No entanto, a resistência a antibióticos é muito mais do que problemas económicos e de saúde. Existe também um grave problema ambiental provocado por mais esta “epidemia do séc. xxi”. A resistência a antibióticos ocorre ao longo do tempo, geralmente através de alterações genéticas nas bactérias provocadas pelo contacto destas com antibióticos em doses subletais, por contacto entre bactérias resistentes com bactérias sem esta capacidade ou por contacto com bacteriófagos, vírus que atacam bactérias, portadores da resistência. Podemos mesmo afirmar que desde que o primeiro antibiótico foi lançado no mercado, em 1910 (de seu nome Sarvasan ou agente 606), começaram a desenvolver-se resistências a antibióticos. Este problema, está, no entanto, a desenvolver-se de forma exponencial e descontrolada. Os famosos resíduos de antibióticos disseminados no ambiente, bem como as próprias bactérias com resistências – sendo, inicialmente, apenas um problema hospitalar – são cada vez mais comuns. Os tratamentos aplicados às águas residuais e às águas para consumo humano permitem, ainda assim, uma remoção elevada de bactérias com resistências a antibióticos, obviando assim à sua presença massiva no ambiente. Além disso, um elevado investimento científico e económico está a ser efetuado por forma a encontrar soluções rápidas e eficazes para a remoção de resíduos de antibióticos nas águas.

Contudo, podemos ser levados a pensar que este é mais um flagelo dos denominados “países desenvolvidos”. Dados da Organização Mundial da Saúde referentes a 2018 indicam que os países que mais antibióticos consumiram a nível mundial são a Mongólia e o Irão (de notar a ausência de dados de China e Índia, considerados grandes consumidores). Em países considerados “menos desenvolvidos”, com rendimentos per capita muito baixos, os antibióticos representam custos elevados para as famílias, que por sua vez se viram para a compra destes medicamentos no mercado negro, que vendem produtos adulterados com dosagens subletais. Estes produtos não só não cumprem a sua função, não tratando as infeções, como causam o aparecimento de novas resistências nas bactérias. Por mais que os países ditos desenvolvidos tentem controlar este grave problema, enquanto se mantiverem os baixos níveis de saneamento em países menos desenvolvidos, conjugados com o consumo desregrado de antibióticos nestes países, será impossível a erradicação global desta “epidemia”. Devemos, sim, compreender que uma melhoria das condições socioeconómicas destes países tem um impacto direto na nossa saúde e bem-estar.
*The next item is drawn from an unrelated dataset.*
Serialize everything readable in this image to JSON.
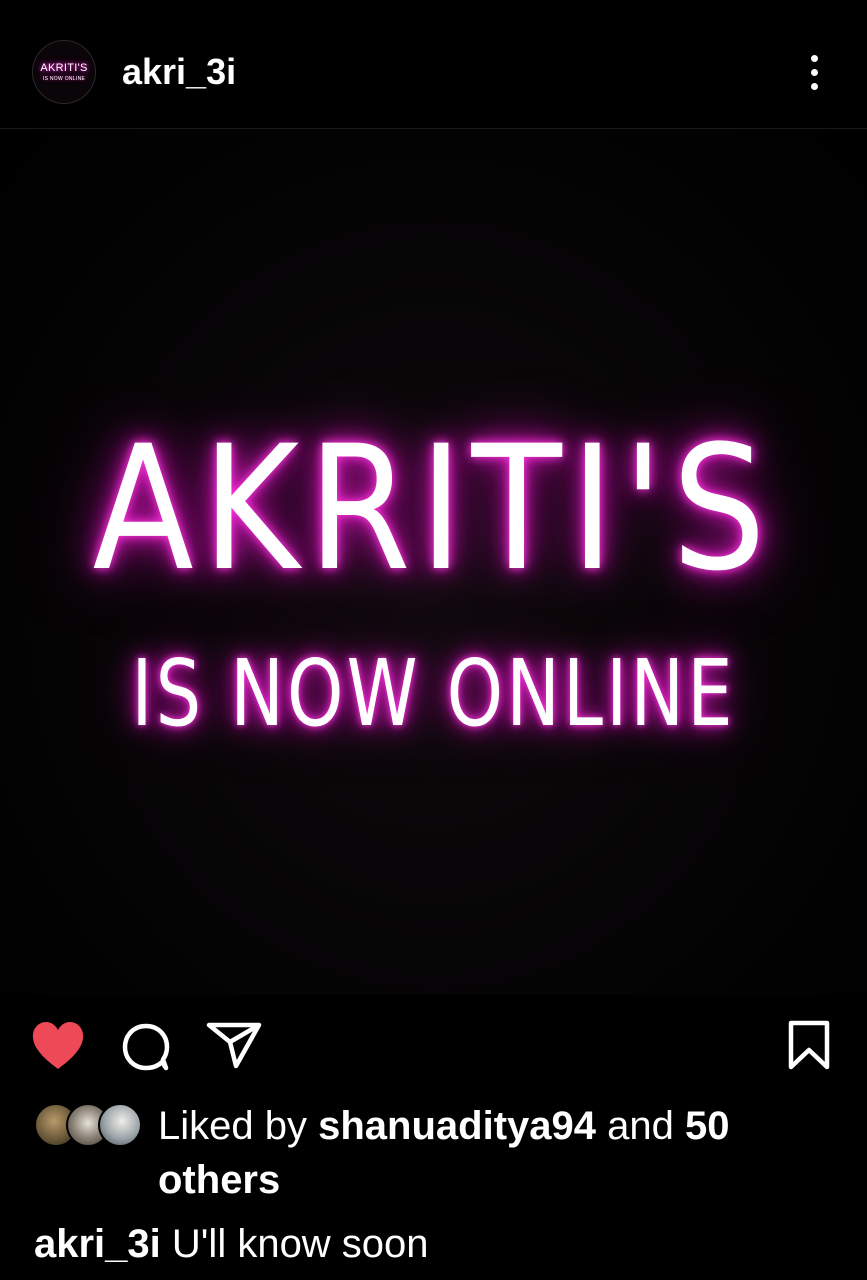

No entanto, nem tudo são más notícias. Temos de pensar nos antibióticos como um dos maiores avanços científicos e médicos de sempre, com um impacto positivo na vida de todos nós, como o tratamento de doenças até há pouco tempo tidas como incuráveis e um aumento da esperança de vida.

Numa época de conjuntura global bastante complicada, em que os países se estão a tornar mais fechados, é claramente necessária uma abordagem global de entreajuda para enfrentar e mitigar esta ameaça, de forma a melhorar a vida da população global. Na realidade, somos uma aldeia global!